Pursuant to section 44 of the Customs Act, the value for duty of imported goods must be determined in accordance with the Currency Exchange for Customs Valuation Regulations enacted under the Currency Act.

Section 3 of these Regulations states that the rate of exchange to be used in determining the value in Canadian dollars of a currency of another country is the rate prevailing on the date of direct shipment of the goods in issue. If the Regulations said nothing further on the meaning of the phrase "rate prevailing," then the Tribunal might define this term on the basis of dictionary definitions and whether or not a currency can be exchanged at a particular rate.

However, the Governor in Council has spoken on this issue and has defined, in section 5 of the Regulations, the meaning to be ascribed to the phrase "rate prevailing." According to that section, the phrase means the rate quoted by the Bank of Canada or, if no such rate is quoted, the rate quoted by a chartered bank. And if neither of these institutions can quote a rate, then the phrase means the rate quoted by the Financial Times of London.

The evidence is very clear that the rate of exchange used to calculate the value for duty of the subject goods was established according to procedures outlined in section 5 of these Regulations. The uncontradicted evidence of Mrs. Scott was that the Bank of Canada was not able to provide a rate of exchange for Vietnamese currency. Consequently, a quote was obtained from the Royal Bank of Canada. This was the rate that the Deputy Minister used in assessing the value for duty of the subject goods.

The Tribunal is sympathetic to the appellant's situation concerning the value for duty and recognizes that the rate selected bears little ressemblance to the true market value of the dong. The Currency Act and its accompanying regulations are very clear, however, and provide neither Revenue Canada nor the Tribunal any latitude in this area. Simply put, it is not within the Tribunal's jurisdiction to recommend the adoption of other procedures or, by selecting a rate that better reflects the fair value of the exchange rate, to put itself in the role of gauging currency markets.

In view of the foregoing, the Tribunal concludes that the respondent used the correct rate of exchange in assessing the value for duty of the subject goods.

CONCLUSION

In sum, the Tribunal is of the view that not only were the goods correctly classified under tariff item 18000-1, but the goods were correctly assessed on value for duty. Accordingly, the appeal is not allowed.


[Table of Contents]


1. R.S.C., 1970, c. C-41, as amended.

2. General Preferential Tariff Order, SOR/74-380 (P.C. 1974-1416).

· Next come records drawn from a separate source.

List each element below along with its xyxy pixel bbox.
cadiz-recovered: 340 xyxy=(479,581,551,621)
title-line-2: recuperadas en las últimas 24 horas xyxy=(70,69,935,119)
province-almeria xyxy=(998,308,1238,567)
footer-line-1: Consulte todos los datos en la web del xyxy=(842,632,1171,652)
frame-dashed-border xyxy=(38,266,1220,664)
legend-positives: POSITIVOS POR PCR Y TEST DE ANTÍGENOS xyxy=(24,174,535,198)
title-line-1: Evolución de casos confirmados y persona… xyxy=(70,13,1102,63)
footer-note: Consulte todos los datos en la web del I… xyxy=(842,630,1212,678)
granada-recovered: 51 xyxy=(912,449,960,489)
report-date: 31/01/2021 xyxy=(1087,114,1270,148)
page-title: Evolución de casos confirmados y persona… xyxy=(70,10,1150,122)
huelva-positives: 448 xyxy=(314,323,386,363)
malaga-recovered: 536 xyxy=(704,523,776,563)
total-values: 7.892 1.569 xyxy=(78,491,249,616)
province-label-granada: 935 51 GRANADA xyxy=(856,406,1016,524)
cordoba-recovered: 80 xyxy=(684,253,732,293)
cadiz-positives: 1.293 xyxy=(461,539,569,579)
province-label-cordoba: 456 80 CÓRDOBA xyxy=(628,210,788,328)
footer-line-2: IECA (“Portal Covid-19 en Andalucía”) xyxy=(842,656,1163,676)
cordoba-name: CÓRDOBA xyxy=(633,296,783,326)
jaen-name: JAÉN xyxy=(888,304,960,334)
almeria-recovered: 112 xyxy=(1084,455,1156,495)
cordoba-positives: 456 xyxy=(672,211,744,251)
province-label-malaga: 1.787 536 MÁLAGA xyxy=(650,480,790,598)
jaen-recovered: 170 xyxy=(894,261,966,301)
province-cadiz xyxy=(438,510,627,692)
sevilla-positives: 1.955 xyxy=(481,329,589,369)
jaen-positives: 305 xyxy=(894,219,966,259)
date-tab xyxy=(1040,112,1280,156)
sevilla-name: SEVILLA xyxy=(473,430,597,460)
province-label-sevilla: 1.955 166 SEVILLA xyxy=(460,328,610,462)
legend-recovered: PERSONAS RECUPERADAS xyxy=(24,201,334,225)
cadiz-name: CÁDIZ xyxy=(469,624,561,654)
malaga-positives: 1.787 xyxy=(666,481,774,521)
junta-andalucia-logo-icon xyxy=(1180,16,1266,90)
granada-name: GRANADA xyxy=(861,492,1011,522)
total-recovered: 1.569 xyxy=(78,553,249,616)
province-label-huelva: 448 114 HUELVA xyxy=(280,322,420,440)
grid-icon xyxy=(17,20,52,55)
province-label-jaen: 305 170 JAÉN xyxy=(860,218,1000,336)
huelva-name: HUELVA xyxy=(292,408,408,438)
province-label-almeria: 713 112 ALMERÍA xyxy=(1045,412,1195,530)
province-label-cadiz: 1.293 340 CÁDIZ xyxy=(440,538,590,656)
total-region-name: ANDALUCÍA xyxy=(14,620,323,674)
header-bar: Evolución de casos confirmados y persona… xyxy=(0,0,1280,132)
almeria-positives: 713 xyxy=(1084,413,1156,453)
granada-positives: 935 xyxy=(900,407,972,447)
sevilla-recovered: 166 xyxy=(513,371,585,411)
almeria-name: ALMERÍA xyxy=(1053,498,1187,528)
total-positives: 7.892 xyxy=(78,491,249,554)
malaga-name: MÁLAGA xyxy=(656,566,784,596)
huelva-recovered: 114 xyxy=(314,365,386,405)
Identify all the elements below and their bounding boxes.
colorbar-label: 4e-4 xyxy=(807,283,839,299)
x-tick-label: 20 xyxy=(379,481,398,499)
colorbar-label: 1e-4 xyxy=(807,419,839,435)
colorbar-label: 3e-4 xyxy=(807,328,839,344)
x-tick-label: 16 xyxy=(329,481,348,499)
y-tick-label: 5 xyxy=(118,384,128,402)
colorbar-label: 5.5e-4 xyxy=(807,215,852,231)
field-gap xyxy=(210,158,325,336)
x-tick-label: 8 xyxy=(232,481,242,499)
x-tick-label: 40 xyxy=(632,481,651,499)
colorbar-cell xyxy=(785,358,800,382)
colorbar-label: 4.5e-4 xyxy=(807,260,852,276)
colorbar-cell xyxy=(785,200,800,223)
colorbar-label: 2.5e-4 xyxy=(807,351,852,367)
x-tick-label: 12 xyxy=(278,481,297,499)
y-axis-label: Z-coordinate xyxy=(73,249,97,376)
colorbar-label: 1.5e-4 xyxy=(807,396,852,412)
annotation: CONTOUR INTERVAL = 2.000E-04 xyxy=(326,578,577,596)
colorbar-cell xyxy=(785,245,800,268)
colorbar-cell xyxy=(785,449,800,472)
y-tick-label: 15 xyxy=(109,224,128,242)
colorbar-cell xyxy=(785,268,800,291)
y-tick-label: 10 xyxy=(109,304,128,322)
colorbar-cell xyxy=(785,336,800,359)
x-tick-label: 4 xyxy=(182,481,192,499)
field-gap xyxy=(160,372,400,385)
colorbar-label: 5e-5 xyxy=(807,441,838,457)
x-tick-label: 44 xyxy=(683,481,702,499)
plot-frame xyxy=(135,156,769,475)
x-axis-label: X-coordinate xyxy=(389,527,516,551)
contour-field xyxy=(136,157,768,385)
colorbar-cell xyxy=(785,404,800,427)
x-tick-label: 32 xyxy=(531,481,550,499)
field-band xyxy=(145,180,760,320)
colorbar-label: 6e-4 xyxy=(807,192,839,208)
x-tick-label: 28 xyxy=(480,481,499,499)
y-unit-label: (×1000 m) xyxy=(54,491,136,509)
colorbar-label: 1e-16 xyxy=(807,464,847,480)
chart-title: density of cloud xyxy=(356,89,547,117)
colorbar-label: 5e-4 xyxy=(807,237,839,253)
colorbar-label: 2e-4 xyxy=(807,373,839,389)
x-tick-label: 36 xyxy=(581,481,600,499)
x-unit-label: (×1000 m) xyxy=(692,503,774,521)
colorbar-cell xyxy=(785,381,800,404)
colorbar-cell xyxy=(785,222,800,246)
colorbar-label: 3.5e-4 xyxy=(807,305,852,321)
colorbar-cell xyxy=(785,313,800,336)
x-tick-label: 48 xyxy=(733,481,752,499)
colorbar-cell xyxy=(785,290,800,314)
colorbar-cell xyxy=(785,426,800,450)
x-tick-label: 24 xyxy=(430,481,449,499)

3. C.R.C. 1978, Vol. V, c. 528, p. 3641, as amended.

4. C.R.C. 1978, Vol. V, c. 531, p. 3661, as amended.

5. C.R.C. 1978, Vol. V, c. 532, p. 3665.

6. R.S.C., 1970, c. C-40, as amended by S.C., 1984, c. 47, s. 2.

7. SOR/78-86, Canada Gazette, Part II, p. 498, ss. 3 and 5.

8. R.S.C., 1970, c. C-40.

9. S.C., 1988, c. 56.

10. S.C., 1984, c. 9, s. 1. Previously Currency and Exchange Act, R.S.C., 1970, c. C-39.

11. C.R.C. 1978, Vol. V, c. 531, p. 3661, as amended.

12. 7 T.B.R. 376.

13. Clarendon Press, 1989 (2nd ed.).

14. Houghton Mifflin Canada Limited, 1982.